I never get it. Not because I don’t like it, but because there are always so many other things on the buffet that I prefer.

That's why I don't watch TV. At all. There are so many other things I'd rather do in that moment.
Seth went on to list some of the things you could do instead of watching TV, including:
- Write a daily blog
- Write a novel
- Volunteer to tutor a kid, in person or online
- Learn a new language, verbal or programming
- Write hand written thank you notes each evening to people who helped you out or did a good job
- Read a book or two every evening
- Play a game of Scrabble with your family
And here's just a tiny bit of what Clay Shirky wrote:
If you take Wikipedia as a kind of unit, all of Wikipedia, the whole project - every page, every edit, every talk page, every line of code, in every language that Wikipedia exists in - that represents something like the cumulation of 100 million hours of human thought. ...

And television watching? Two hundred billion hours, in the U.S. alone, every year. Put another way, now that we have a unit, that's 2,000 Wikipedia projects a year spent watching television.

If you'd like to watch less television - not necessarily "kill your TV" - you might like the tips from Ririan about how to break the TV habit. Again, I highly recommend reading the entire blog post, but here are a couple examples:
Make a TV-watching plan.

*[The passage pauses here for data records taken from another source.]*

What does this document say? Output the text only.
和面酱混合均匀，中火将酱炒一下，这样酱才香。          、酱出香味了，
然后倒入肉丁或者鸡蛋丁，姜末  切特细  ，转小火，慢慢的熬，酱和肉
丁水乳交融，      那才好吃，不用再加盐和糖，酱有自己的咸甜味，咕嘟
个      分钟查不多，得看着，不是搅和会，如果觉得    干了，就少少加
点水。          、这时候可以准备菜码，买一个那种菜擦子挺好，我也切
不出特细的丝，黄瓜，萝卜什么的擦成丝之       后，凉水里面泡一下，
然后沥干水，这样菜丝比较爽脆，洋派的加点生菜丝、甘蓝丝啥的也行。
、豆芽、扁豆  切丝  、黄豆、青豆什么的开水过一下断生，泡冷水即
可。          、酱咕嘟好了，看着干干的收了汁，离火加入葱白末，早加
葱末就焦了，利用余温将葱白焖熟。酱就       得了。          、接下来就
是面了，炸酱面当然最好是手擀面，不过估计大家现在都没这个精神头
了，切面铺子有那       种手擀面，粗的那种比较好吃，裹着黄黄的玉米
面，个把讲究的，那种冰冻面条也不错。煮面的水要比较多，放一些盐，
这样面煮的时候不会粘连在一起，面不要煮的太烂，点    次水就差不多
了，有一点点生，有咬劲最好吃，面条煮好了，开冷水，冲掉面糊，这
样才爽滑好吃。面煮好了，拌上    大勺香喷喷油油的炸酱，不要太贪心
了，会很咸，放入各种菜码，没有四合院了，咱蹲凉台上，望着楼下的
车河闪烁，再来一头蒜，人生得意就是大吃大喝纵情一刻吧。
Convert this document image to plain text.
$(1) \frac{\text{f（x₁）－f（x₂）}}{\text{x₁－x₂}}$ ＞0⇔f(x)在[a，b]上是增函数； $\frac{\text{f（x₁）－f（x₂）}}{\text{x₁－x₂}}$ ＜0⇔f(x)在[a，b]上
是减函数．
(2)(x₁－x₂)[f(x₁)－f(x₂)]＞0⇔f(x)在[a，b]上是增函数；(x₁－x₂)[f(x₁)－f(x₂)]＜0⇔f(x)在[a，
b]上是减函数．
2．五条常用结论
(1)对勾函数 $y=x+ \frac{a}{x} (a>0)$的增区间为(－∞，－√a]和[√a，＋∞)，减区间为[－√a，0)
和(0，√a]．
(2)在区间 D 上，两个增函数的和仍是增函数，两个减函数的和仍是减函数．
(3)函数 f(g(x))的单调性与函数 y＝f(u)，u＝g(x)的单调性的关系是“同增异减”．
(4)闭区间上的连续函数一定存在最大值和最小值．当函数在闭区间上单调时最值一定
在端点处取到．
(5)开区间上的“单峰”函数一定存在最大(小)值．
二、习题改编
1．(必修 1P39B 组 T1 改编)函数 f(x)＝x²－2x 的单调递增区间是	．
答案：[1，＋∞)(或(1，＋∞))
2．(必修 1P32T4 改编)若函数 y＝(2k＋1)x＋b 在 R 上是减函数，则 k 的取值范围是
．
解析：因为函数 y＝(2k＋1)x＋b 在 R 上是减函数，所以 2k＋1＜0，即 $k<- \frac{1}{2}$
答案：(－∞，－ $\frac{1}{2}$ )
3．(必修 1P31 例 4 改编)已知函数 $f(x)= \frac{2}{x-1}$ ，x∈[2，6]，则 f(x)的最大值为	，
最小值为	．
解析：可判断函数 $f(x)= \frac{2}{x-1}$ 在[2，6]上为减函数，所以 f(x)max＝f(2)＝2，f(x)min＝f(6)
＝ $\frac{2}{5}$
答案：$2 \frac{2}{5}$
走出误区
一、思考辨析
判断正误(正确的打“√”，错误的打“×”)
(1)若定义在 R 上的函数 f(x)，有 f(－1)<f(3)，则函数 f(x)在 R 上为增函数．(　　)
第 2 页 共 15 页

Sit down with the viewing guide and pick out the shows you want to watch that week. Watch only those shows, and when they’re over, turn the TV off.

Throw out the remote control. It’s impressive how much less television you’ll watch if you have to get up every time you want to change channels or adjust the volume.

First image from Erin at Recovering Lazyholic; it's one of her Reminder series. Used with permission. Found via Swiss Miss.

Aardvark Manifesto from Keep Calm Gallery; available for purchase.

Clay Shirky article via Seth Godin and Lifehacker.

Ririan post via Lifehacker and Dumb Little Man.

Related Posts:
Time Management and the TV
Time to TV?


JustGail said...

I do agree - too much TV watching going on. But then, for me the TV on does not equal TV watching. I'm usually doing other things while listening, and only stop to watch if something catches my attention or I need a break. So I have to wonder if they are counting TV on-time, or actual sitting and *watching* TV. There are a few shows I try to make a point of watching that add up to about 7 hours a week, but the TV is on way more than that. Or am I wrong that reading the paper and then falling asleep while the TV is on doesn't count as watching TV? I don't know why, but for some reason, the radio just isn't the same as TV for background "noise".

Jeri Dansky said...

Interesting point, JustGail! I know some people really want that background noise - be it music, radio shows or TV. I'm on the other end; I prefer the quiet. Whatever works!

I agree that having the TV on but not watching it is not the same thing as actually watching the shows.

SueBK said...

We have no TV. I don't like the way it chews up my time (although Facebook isn't much better); but more importantly, I don't like the way it chews up my brain. I read excessively but it doesn't have the same impact on my imagination, and in particular, my fear level.
We own selected shows on DVD (MASH, Hogan's Hereos, Northern Exposure) and watch them on the 'puter. We watch WAY too much of them on the computer.
For space, you can now integrate your computer & TV, which may work for some families. I don't room in my life, physically or emotionally, for a TV.
And it always amazes me the number of people who say "Oh, I'd love to get rid of the TV but my partner/kids/dog would never let me." Hello?